Foi designada para atuar perante a Coordenadoria de Defesa do Patrimônio Público em 1999, ano em que também foi designada para exercer atribuições junto ao Projeto Cidadão e para integrar o Grupo de Atuação Especial em Habitação e Urbanismo – Pró-Cidade.

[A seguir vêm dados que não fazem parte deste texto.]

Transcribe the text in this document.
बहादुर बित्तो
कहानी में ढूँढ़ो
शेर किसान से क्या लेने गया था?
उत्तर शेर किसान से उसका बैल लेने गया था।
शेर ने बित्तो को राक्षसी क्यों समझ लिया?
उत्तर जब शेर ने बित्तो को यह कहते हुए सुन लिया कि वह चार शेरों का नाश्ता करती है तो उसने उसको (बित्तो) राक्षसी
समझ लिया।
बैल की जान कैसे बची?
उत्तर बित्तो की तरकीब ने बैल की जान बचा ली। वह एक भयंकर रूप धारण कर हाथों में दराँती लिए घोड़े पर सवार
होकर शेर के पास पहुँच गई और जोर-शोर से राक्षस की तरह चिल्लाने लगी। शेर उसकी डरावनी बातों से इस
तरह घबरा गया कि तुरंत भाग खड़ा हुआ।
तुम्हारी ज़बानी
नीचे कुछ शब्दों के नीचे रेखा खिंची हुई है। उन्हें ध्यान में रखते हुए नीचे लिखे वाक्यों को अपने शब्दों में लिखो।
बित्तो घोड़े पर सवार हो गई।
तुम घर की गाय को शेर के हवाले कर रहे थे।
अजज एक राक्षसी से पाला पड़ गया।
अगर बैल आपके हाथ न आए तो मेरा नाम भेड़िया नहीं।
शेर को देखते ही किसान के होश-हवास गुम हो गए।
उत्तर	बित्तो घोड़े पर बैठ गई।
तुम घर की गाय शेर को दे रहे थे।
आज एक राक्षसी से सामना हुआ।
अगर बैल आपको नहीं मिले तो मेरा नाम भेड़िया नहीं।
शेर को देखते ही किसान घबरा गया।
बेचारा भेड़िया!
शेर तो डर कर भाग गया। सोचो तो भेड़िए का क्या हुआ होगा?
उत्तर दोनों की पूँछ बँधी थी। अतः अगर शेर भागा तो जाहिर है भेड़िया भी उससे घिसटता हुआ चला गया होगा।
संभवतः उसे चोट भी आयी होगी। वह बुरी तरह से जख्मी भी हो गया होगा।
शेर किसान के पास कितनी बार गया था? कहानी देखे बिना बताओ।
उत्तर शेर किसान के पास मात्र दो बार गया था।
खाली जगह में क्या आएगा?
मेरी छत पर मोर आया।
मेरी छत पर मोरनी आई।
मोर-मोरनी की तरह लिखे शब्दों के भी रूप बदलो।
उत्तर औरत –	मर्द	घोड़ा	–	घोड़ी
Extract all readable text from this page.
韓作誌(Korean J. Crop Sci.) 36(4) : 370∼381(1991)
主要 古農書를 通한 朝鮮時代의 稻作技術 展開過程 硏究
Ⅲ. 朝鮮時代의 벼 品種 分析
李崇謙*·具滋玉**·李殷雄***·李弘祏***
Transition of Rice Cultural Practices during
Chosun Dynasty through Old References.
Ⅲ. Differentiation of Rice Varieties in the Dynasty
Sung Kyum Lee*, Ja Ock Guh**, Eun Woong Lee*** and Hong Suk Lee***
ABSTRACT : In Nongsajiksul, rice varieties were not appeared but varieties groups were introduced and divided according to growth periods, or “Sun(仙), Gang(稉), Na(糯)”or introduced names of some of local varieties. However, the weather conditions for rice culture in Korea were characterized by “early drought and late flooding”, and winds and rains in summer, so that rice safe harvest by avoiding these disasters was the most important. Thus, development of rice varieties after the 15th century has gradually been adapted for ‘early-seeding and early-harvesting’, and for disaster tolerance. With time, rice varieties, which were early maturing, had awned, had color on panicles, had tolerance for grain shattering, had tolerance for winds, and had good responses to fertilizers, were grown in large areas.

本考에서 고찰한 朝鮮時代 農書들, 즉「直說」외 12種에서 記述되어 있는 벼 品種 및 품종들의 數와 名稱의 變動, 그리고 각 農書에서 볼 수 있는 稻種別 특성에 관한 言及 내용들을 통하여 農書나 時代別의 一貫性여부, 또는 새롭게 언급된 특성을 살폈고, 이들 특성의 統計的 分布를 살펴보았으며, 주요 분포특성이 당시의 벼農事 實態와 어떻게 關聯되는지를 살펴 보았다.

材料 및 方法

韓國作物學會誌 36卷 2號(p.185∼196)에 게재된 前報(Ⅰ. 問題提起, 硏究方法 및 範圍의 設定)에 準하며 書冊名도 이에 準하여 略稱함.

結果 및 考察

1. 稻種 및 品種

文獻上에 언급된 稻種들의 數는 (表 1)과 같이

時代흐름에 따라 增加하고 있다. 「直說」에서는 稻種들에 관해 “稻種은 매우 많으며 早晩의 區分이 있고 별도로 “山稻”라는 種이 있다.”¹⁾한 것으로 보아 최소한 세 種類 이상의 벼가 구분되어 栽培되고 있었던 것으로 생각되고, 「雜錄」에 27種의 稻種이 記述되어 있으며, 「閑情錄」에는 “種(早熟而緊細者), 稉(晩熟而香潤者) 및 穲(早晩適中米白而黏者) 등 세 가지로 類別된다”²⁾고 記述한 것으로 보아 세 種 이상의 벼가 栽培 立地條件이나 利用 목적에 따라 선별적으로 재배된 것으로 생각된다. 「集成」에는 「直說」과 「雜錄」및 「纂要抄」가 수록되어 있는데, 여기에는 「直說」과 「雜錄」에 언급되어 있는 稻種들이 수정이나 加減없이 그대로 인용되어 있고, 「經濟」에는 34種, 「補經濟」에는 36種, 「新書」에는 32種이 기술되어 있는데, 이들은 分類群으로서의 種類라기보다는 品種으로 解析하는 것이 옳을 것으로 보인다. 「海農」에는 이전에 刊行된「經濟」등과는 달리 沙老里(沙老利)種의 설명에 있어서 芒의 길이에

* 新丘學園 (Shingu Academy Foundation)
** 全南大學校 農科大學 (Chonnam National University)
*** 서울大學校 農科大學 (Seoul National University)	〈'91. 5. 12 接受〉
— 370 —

Em 27 de março de 2000, foi vitaliciada no cargo de promotora de Justiça; no ano seguinte, em 2001, foi promovida ao cargo de promotora de Justiça de Entrância Especial da 9ª Promotoria Cível.

Atuou, a partir de 2002, na 2ª Vara Criminal de Rio Branco. Na mesma época foi nomeada para o cargo de assessora especial da Corregedoria-Geral do Ministério Público, na condição de promotora corregedora.

No ano de 2009 foi removida, pelo critério de merecimento, da 9ª Promotoria de Justiça Cível para a Promotoria de Justiça Especializada de Defesa do Patrimônio Público e Fiscalização das Fundações e Entidades de Interesse Social de Rio Branco. Posteriormente tornou-se coordenadora estadual da campanha desenvolvida pelo Conselho Nacional de Procuradores-Gerais intitulada “O que você tem a ver com a corrupção?”.

A promotora ainda integrou a Associação Nacional dos Procuradores e Promotores de Fundações (PROFIS) e foi titular da 2ª Turma Recursal dos Juizados Especiais do Acre.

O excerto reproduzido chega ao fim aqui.